On dit toujours que les vieux films sont les meilleurs, là on est sur du 1947 et je n’accroche pas, mais j’irais plus loin : ce n’est pas génial, loin de là.
Si le noir et blanc passe bien, que la construction ainsi que l’esthétisme du final sont soignés, et que le résultat n’est pas affreux, on s’arrête là pour les bons points, cela fait peu. Je modérerai même un fait : le montage est pas mal, la mise en scène également, mais la trame est trop simple et l’histoire se complexifie sans raisons. Vous me direz que c’est inspiré d’une nouvelle de Sherwood King qui était déjà embrouillée, certes. Cela donne un ensemble trop alambiqué, pas forcément difficile mais chiant à suivre, accentué par de nombreuses longueurs ça en devient lourd.

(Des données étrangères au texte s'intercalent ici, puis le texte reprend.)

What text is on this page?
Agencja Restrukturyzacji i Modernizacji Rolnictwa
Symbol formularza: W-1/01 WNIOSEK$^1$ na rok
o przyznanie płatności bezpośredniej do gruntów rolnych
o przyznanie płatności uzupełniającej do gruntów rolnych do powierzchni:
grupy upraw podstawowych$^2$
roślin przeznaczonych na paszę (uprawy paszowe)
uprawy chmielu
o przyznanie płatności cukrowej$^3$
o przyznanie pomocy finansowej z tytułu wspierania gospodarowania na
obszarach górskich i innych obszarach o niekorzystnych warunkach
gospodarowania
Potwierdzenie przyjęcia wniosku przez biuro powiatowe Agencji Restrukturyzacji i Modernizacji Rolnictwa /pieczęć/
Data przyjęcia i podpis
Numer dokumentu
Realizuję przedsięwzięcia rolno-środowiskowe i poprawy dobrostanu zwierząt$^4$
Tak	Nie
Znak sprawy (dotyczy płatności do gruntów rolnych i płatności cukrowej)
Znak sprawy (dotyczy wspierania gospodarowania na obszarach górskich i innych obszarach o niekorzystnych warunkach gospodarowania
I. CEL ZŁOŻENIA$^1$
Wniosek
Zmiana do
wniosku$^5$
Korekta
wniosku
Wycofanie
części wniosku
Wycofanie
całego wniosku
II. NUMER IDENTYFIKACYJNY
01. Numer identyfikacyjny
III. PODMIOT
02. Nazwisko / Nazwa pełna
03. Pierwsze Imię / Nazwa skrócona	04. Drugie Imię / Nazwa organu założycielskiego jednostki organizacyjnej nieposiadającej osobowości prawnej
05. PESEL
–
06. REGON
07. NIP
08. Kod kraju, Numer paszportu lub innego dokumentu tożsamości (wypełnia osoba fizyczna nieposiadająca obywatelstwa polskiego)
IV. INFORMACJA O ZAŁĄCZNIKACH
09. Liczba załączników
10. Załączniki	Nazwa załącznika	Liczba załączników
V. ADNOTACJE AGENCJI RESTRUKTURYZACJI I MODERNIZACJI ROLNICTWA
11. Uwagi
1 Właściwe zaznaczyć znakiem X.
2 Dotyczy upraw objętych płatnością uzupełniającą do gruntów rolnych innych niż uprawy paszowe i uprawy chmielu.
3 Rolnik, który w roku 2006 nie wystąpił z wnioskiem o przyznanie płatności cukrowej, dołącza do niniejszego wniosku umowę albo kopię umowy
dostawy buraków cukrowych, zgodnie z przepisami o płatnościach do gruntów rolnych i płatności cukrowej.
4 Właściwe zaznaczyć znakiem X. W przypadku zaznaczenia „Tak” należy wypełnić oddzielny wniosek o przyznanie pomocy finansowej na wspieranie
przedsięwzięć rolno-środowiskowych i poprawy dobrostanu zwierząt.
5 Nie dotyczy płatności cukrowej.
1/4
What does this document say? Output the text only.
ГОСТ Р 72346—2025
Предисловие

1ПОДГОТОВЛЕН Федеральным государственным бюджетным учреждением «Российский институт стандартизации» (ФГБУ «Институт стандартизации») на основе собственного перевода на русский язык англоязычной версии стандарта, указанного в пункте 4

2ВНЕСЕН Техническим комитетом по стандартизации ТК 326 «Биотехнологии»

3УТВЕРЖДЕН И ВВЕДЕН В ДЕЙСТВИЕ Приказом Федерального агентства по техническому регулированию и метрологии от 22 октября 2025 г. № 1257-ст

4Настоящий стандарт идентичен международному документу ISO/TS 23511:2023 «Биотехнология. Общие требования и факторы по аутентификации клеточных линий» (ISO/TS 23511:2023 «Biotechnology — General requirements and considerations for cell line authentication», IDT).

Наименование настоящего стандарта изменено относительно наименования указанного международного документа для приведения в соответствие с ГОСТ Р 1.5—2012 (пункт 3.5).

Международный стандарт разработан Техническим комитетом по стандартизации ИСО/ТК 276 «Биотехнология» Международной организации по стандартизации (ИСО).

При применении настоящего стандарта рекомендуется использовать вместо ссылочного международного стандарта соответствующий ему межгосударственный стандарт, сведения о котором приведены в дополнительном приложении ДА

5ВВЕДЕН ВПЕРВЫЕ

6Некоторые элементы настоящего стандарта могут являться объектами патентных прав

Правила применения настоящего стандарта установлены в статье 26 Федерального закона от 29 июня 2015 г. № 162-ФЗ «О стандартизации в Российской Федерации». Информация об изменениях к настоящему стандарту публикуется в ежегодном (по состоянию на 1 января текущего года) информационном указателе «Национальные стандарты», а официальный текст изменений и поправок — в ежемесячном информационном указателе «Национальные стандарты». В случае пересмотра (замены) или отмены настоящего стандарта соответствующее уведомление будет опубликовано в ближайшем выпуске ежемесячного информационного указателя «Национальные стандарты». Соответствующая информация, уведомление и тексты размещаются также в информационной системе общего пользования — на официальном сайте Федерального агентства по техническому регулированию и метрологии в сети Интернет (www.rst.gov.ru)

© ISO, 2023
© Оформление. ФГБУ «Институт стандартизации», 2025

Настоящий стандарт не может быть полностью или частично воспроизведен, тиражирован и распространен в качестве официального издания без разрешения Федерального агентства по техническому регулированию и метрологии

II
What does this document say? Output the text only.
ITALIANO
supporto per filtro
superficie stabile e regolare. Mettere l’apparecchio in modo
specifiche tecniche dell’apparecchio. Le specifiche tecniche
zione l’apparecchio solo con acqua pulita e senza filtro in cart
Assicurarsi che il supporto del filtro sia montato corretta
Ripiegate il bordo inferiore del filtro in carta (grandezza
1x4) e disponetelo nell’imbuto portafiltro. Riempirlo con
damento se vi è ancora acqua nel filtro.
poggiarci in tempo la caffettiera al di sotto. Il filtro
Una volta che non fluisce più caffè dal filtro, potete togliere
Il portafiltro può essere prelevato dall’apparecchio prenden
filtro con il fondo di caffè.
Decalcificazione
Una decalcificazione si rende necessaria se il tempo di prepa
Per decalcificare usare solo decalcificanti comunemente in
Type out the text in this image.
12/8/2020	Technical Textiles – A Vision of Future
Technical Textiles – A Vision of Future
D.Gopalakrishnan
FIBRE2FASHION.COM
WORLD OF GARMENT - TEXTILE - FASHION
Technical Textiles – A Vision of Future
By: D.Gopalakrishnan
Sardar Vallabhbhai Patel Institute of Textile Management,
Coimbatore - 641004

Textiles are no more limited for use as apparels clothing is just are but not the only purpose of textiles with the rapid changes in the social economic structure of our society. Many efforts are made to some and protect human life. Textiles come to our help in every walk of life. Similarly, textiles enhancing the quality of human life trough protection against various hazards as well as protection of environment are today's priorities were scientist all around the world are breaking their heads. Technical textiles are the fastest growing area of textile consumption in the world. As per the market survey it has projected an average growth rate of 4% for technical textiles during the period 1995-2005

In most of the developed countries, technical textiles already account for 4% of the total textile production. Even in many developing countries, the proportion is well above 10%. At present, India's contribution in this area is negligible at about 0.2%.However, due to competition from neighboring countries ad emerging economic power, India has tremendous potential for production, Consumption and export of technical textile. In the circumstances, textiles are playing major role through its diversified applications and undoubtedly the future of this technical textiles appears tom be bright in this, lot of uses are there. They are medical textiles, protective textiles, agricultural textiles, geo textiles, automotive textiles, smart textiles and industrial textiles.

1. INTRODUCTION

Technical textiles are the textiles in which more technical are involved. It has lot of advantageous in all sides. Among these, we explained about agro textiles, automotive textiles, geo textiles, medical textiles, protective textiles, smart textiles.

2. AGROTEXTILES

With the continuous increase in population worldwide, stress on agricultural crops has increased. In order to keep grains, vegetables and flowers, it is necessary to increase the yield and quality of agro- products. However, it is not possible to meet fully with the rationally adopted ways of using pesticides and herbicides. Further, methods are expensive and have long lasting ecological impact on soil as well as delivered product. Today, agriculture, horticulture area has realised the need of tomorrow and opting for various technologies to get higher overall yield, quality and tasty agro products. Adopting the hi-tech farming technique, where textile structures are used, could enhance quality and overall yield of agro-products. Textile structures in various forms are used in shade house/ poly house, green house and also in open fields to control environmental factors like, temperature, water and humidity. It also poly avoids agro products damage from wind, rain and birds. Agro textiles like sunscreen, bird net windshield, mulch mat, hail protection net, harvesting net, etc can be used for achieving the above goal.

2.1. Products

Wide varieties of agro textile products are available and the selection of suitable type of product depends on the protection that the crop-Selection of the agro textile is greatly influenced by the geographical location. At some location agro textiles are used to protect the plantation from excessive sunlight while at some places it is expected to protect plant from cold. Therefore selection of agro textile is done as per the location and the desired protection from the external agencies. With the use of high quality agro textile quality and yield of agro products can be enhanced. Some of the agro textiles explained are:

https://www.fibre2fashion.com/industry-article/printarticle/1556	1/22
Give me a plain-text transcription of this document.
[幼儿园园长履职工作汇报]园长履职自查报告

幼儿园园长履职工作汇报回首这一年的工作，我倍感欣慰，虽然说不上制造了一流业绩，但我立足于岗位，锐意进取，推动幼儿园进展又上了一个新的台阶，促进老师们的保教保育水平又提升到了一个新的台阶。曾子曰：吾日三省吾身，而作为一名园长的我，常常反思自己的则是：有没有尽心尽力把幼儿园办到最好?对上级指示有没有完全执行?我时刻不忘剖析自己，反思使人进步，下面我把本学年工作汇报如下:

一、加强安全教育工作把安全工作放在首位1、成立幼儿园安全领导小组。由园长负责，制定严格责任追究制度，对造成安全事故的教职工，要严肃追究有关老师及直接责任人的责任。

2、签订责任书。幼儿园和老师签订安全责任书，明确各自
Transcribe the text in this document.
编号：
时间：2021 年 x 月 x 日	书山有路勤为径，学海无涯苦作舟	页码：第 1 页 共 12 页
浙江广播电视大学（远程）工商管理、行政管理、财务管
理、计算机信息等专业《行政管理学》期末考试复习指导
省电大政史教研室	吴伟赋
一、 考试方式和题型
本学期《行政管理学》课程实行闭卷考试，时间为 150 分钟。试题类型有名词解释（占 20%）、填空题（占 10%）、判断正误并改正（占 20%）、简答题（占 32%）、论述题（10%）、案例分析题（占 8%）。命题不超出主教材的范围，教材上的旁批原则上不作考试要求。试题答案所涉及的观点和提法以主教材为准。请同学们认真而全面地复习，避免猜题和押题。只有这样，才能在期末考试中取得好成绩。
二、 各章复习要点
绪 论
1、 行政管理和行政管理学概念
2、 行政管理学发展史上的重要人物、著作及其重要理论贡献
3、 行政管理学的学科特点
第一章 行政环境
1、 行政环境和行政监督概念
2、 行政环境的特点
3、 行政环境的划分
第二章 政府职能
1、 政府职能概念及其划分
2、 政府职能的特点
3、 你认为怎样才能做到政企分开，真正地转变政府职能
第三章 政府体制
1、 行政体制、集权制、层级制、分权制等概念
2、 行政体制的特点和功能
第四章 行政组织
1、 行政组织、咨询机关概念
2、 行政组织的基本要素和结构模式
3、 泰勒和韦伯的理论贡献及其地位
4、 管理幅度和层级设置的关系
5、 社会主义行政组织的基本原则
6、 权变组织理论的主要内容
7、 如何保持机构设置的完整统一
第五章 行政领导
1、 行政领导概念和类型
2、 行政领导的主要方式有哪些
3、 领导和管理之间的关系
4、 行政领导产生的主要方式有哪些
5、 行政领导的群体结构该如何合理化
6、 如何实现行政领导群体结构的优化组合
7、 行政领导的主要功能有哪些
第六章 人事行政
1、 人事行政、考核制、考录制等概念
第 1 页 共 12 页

Rajoutons que c’est lent à démarrer (le rythme prend le relais ensuite), soporifique car il ne se passe rien, prévisible, mou et que l’on a rien pour nous réveiller, vous comprendrez ma note.
Pour un thriller sombre on est plus dans l’obscur, et la psychologie des personnages, si importante dans ce registre, est juste reléguée au second plan, limite oubliée. C’est là que l’on voit les limites d’Orson Welles dans la réalisation : il veut trop en faire, il essaie de montrer l’étendue de sa palette, mais à trop passer en force dans la quantité il en oublie la qualité. Cependant, il réalise mieux qu’il ne joue, même si là cela demeure médiocre malgré la scène des miroirs et la fin. Il se montre trop, tant dans le jeu que dans la réalisation, un film à sa gloire en somme, donc tout est trop surfait/superficiel. J’irai même plus loin en disant qu’on voit son égo surdimensionné dans cette vendetta envers Hollywood, et que ça fait très prétentieux. Au moins ça permet qu’il joue bien son personnage froid, boursouflé d’orgueil, à la condescendance supérieure et cynique, mais je tends à penser que c’est sa nature plus qu’un rôle.
Le reste du casting est pas mal (Rita Hayworth), mais ça ne relève pas le niveau de jeu. En effet, les acteurs sont plutôt agaçants car trop peu réalistes, trop maniérés, pour plaire. Surtout que Welles en profite pour régler ses comptes en faisant jouer à son ex femme le rôle d’une mante religieuse cupide, oubliant de creuser plus le personnage, ça tombe à plat. Les dialogues suivant cette tendance ça plombe. Ce sont les codes de l’époque, mais ça mal vieilli. Si on complète par le fait que les décors sont mal faits, que la musique est peu fréquente et à peine passable, qu’il n’y a pas de FX (c’est pas un mal) et que les décors sont à peine visibles, on obtient un thriller loupé.